The bullet had crushed 15 cm of his bone, and he underwent several surgeries in Gaza. MSF transferred him to Jordan in 2019 but he was told his bone had not grown back properly, so he went back to Gaza feeling desperate.

He managed to travel to Egypt in January 2020 for osteoplasty surgery to repair the bone. Five months later, he had to travel to Egypt for further surgery. This time, he was denied a travel permit for “security reasons,” even though he does not belong to any party.

“I tried to travel to Egypt three times but all in vain. I have been denied since then,” Wasim added.

Every aspect of his life has been affected.

“I can’t work or even walk a short distance as there is a 10-cm gap in my injured leg. My salary is 600 shekels [approx $160], which is the only income for my six siblings. I need limb lengthening surgery abroad, and after it, up to two years to fully heal.”

MSF was one of the main medical service providers for the injured in the Great March of Return, admitting nearly 5,000 patients to their trauma clinics, and carrying out some 4,000 surgeries.

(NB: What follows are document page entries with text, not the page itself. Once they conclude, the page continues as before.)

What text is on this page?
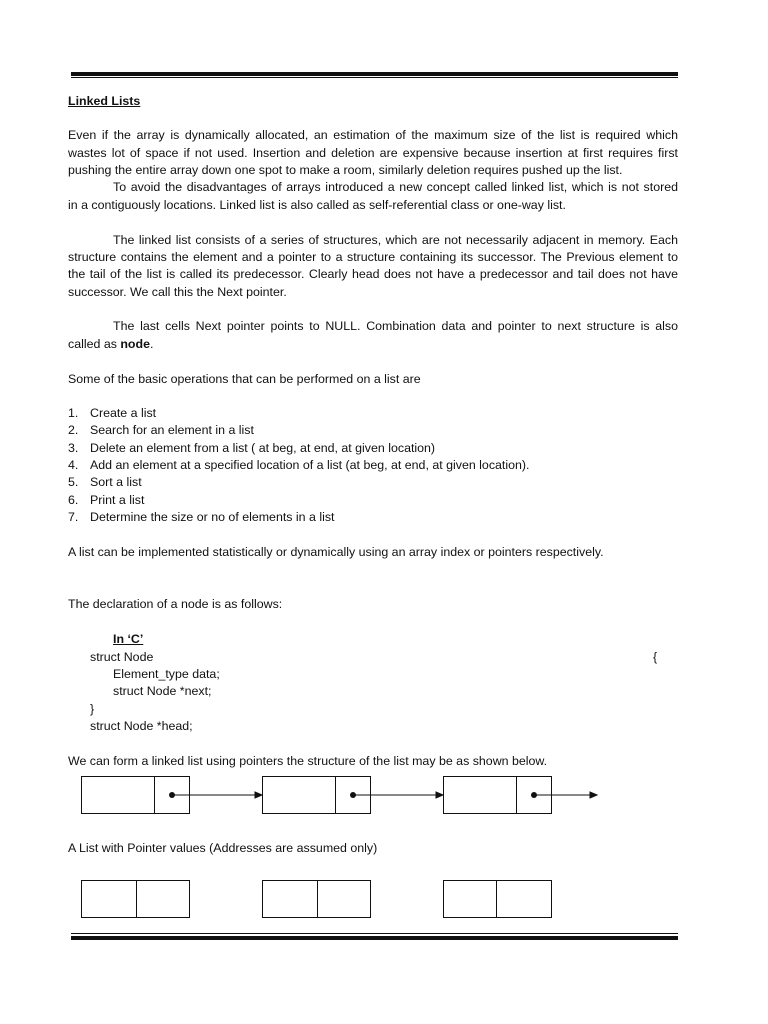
Linked Lists
Even if the array is dynamically allocated, an estimation of the maximum size of the list is required which
wastes lot of space if not used. Insertion and deletion are expensive because insertion at first requires first
pushing the entire array down one spot to make a room, similarly deletion requires pushed up the list.
To avoid the disadvantages of arrays introduced a new concept called linked list, which is not stored
in a contiguously locations. Linked list is also called as self-referential class or one-way list.
The linked list consists of a series of structures, which are not necessarily adjacent in memory. Each
structure contains the element and a pointer to a structure containing its successor. The Previous element to
the tail of the list is called its predecessor. Clearly head does not have a predecessor and tail does not have
successor. We call this the Next pointer.
The last cells Next pointer points to NULL. Combination data and pointer to next structure is also
called as node.
Some of the basic operations that can be performed on a list are
1. Create a list
2. Search for an element in a list
3. Delete an element from a list ( at beg, at end, at given location)
4. Add an element at a specified location of a list (at beg, at end, at given location).
5. Sort a list
6. Print a list
7. Determine the size or no of elements in a list
A list can be implemented statistically or dynamically using an array index or pointers respectively.
The declaration of a node is as follows:
In ‘C’
struct Node	{
Element_type data;
struct Node *next;
}
struct Node *head;
We can form a linked list using pointers the structure of the list may be as shown below.
A List with Pointer values (Addresses are assumed only)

However, the medical aid organization ended its services for almost all the injured in September 2019 and handed them to the Ministry of Health.

This has badly affected the casualities, many say.

“MSF’s services were VIP. They used to offer us everything; they were like a hospital, not a clinic. The governmental service is very bad,” said Wasim.

When Maysara al-Daya, 33, was shot in his leg in March 2018, he underwent a couple of surgeries during the first month. Then he started suffering from infections.

“Then I was diagnosed with cancer in my leg so I took chemotherapy and spent three months in an isolation room at hospital due to COVID-19,” said the father of two.

He applied to travel for treatment seven times in 2018, but was denied every time. After two rejections, Egypt allowed him to travel in 2019 when he had bone marrow transplant surgery. He has tried to go back, but has been denied since, he told The Electronic Intifada.

Then his condition got worse, and his leg was amputated just above the knee in March 2022. But he contracted a severe infection and other complications, resulting in another amputation two months later.

More complications and more surgeries. In all, he has had four amputations, the last in November.

He’s keeping count.

“I’ve had 89 surgeries since 2018. I’ve stayed at the hospital more than at home,” he said as he took two pills for his pain.

Maysara has suffered diabetes, high blood pressure and some issues with the kidney and liver, which he attributes to the quantity of medicine he is taking.

“If I had been allowed to travel immediately after my injury, I wouldn’t have gone through all this,” Maysara reflected bitterly. He still suffers from bacterial infection.

“If I can’t travel, I will have to amputate another part of my leg soon.”